In his first official engagement since losing the prime ministership in May, Mr Morrison took issue with China buying wheat from Russia while blacklisting Australia.

His comments came as Australia’s new Labor government seeks to restabilise the relationship with Beijing amid uncertainty over China’s increasing presence in the region.

Mr Morrison was speaking at the Asian Leadership Conference in South Korea.

The former prime minister defended his outspoken stance on China while in office, saying he had not been trying to provoke Beijing but defend Australia’s sovereignty.

He said over the past five or six years, China under the leadership of President Xi Jinping had become “more assertive” and was “seeking to assert its presence and influence over sovereign countries in the region, including Australia”, The Australian reports.

Mr Morrison he had “no quarrel with the Chinese people” but “there has been a very different tone under the most recent Chinese leadership, under President Xi”.

“There has been a more autocratic tone to this leader of this government.

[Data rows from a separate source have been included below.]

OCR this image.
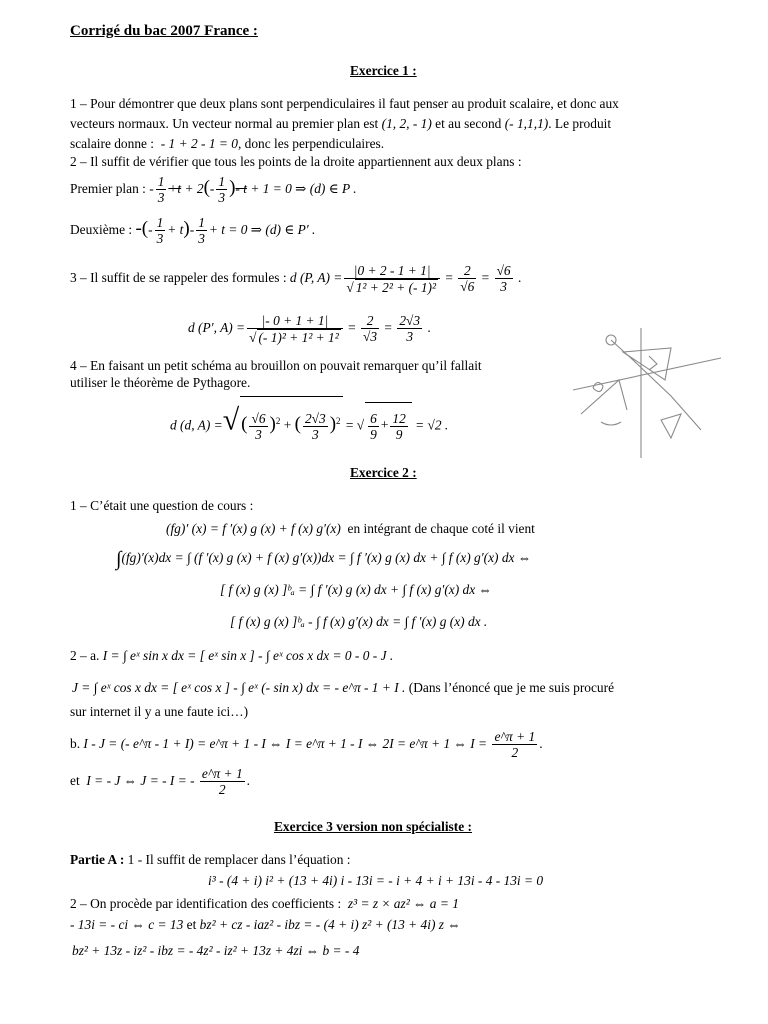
Corrigé du bac 2007 France :
Exercice 1 :
1 – Pour démontrer que deux plans sont perpendiculaires il faut penser au produit scalaire, et donc aux
vecteurs normaux. Un vecteur normal au premier plan est (1, 2, - 1) et au second (- 1,1,1). Le produit
scalaire donne : - 1 + 2 - 1 = 0, donc les perpendiculaires.
2 – Il suffit de vérifier que tous les points de la droite appartiennent aux deux plans :
Premier plan : - $\frac{1}{3} +t + 2(- \frac{1}{3}$ )- t + 1 = 0 ⇒ (d) ∈ P .
Deuxième : -(- $\frac{1}{3} + t)- \frac{1}{3} + t = 0$ ⇒ (d) ∈ P′ .
3 – Il suffit de se rappeler des formules : d (P, $A) = \frac{|0 + 2 - 1 + 1|}{\text{√ 1² + 2² + (- 1)²}} = \frac{2}{√6} = \frac{√6}{3}$ .
d (P′, $A) = \frac{|- 0 + 1 + 1|}{\text{√ (- 1)² + 1² + 1²}} = \frac{2}{√3} = \frac{2√3}{3}$ .
4 – En faisant un petit schéma au brouillon on pouvait remarquer qu’il fallait
utiliser le théorème de Pythagore.
d (d, A) =√ ( $\frac{√6}{3} )^2$ + ( $\frac{2√3}{3} )^2$ = √ $\frac{6}{9} + \frac{12}{9} = √2$ .
Exercice 2 :
1 – C’était une question de cours :
(fg)′ (x) = f ′(x) g (x) + f (x) g′(x) en intégrant de chaque coté il vient
∫(fg)′(x)dx = ∫ (f ′(x) g (x) + f (x) g′(x))dx = ∫ f ′(x) g (x) dx + ∫ f (x) g′(x) dx ⇔
[ f (x) g (x) ]ᵇₐ = ∫ f ′(x) g (x) dx + ∫ f (x) g′(x) dx ⇔
[ f (x) g (x) ]ᵇₐ - ∫ f (x) g′(x) dx = ∫ f ′(x) g (x) dx .
2 – a. I = ∫ eˣ sin x dx = [ eˣ sin x ] - ∫ eˣ cos x dx = 0 - 0 - J .
J = ∫ eˣ cos x dx = [ eˣ cos x ] - ∫ eˣ (- sin x) dx = - e^π - 1 + I . (Dans l’énoncé que je me suis procuré
sur internet il y a une faute ici…)
b. I - J = (- e^π - 1 + I) = e^π + 1 - I ⇔ I = e^π + 1 - I ⇔ 2I = e^π + 1 ⇔ $I = \frac{e\^{}\pi + 1}{2}$ .
et I = - J ⇔ J = - I = - $\frac{e\^{}\pi + 1}{2}$ .
Exercice 3 version non spécialiste :
Partie A : 1 - Il suffit de remplacer dans l’équation :
i³ - (4 + i) i² + (13 + 4i) i - 13i = - i + 4 + i + 13i - 4 - 13i = 0
2 – On procède par identification des coefficients : z³ = z × az² ⇔ a = 1
- 13i = - ci ⇔ c = 13 et bz² + cz - iaz² - ibz = - (4 + i) z² + (13 + 4i) z ⇔
bz² + 13z - iz² - ibz = - 4z² - iz² + 13z + 4zi ⇔ b = - 4
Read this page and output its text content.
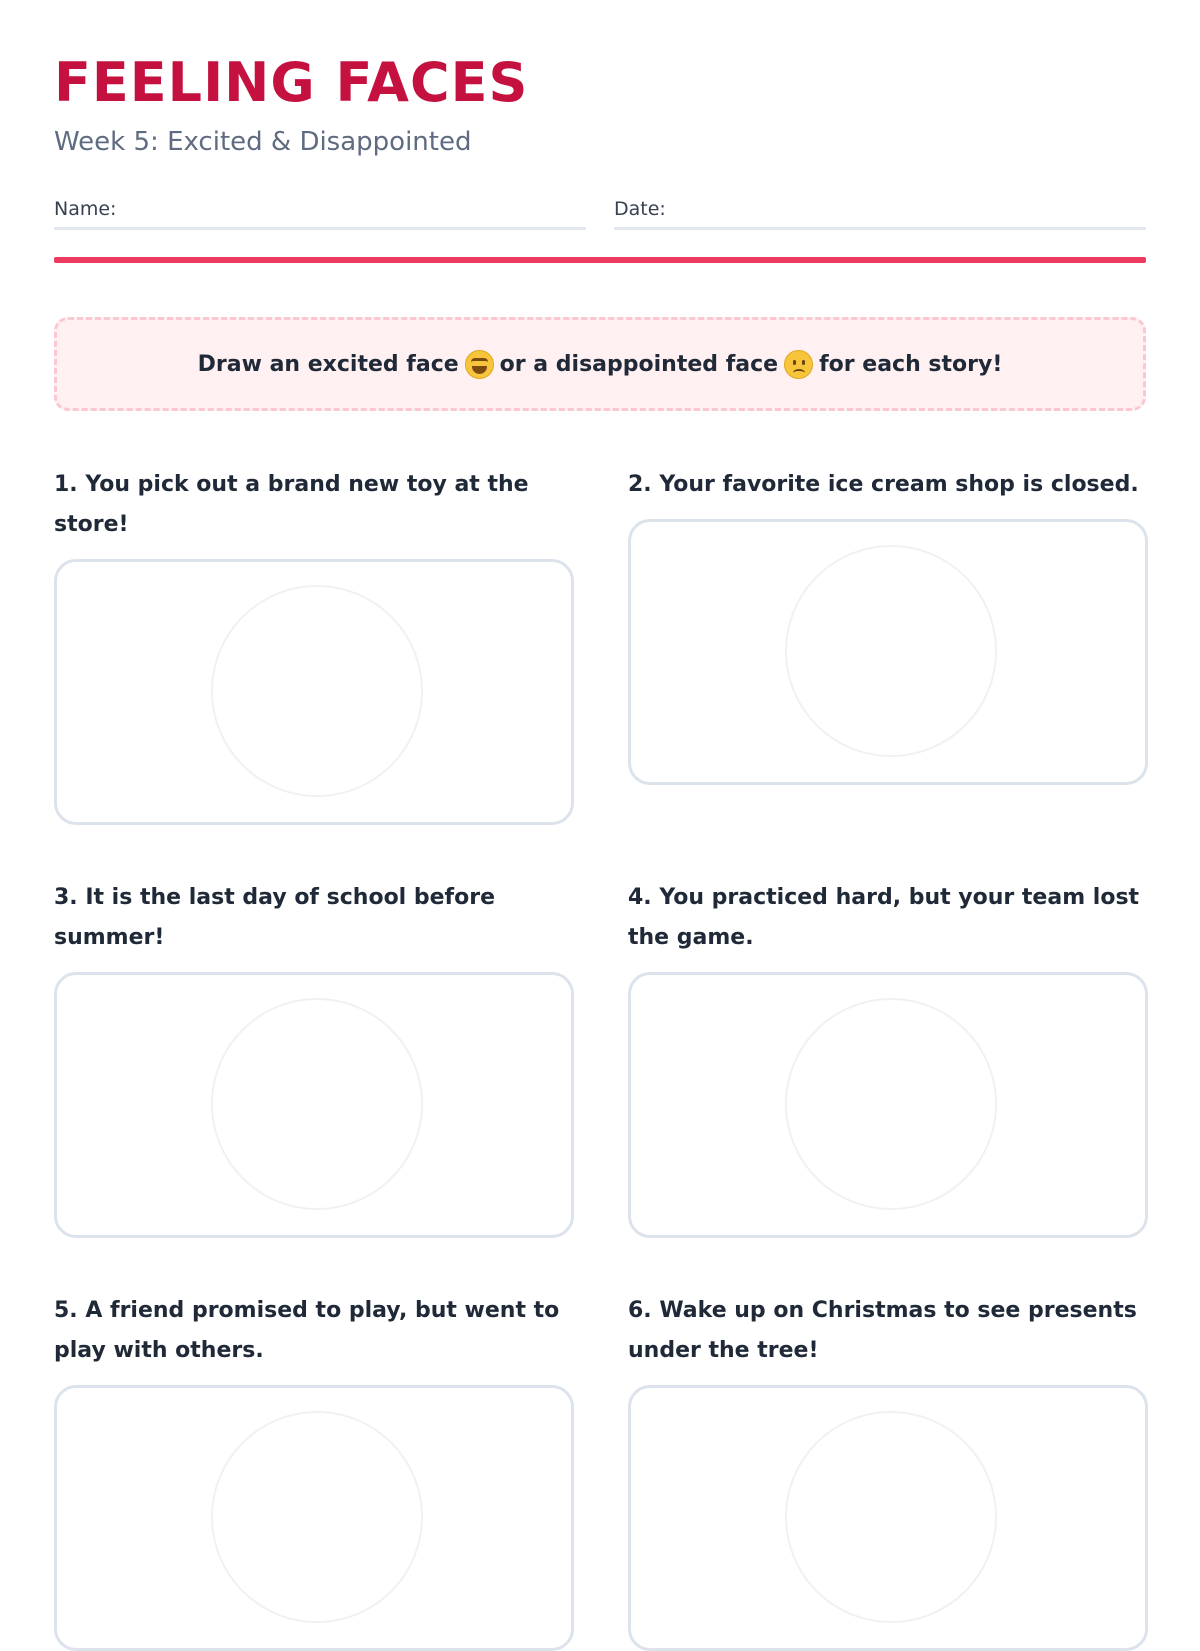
FEELING FACES
Week 5: Excited & Disappointed
Name:	Date:
Draw an excited face or a disappointed face for each story!

1. You pick out a brand new toy at the store!

2. Your favorite ice cream shop is closed.

3. It is the last day of school before summer!

4. You practiced hard, but your team lost the game.

5. A friend promised to play, but went to play with others.

6. Wake up on Christmas to see presents under the tree!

“That is not necessarily a statement about a Communist Party regime – there is a Communist Party regime in Vietnam and we enjoy a very good relations with Vietnam.

“The current leadership of the Communist Party in China has taken a much more assertive tone and Australia’s response and my response was not seeking to provoke but to simply stand firm and to stand our ground.

“And I think this is very important because if you don’t, further incursions are taken.”

Mr Morrison said China had gradually moved into the region, turning “islands into airports” and nothing had been done to stop them.

“Nothing happened, so further ground was taken. So now we find ourselves in a situation which we would prefer wasn’t the case,” he said.

“So I think standing your ground on your values shouldn’t be seen as aggressive or in any way provocative. I think it is just seen as a country respecting itself and seeking to respect others.”

Mr Morrison also strongly criticised China’s support for Russia’s invasion of Ukraine and “going around trade embargoes” to keep doing business with Moscow, despite the rest of the world’s resolve.

“Australia’s selling wheat into the world – when you’re buying Russian wheat rather than Australian wheat at a time when Russia is actually invading another country and committing war crimes, those things don’t line up for me and I don’t think for fair-minded, freedom-loving people,” he said.

But Mr Morrison said Australia still needed to engage China, adding: “I suspect it will long remain our biggest trading partner.”

During his prime ministership Mr Morrison raised the ire of China by calling for an international investigation into the origin of the COVID pandemic, and he once again returned to that issue.

He told the forum it was a “major disappointment” China had been unwilling to co-operate.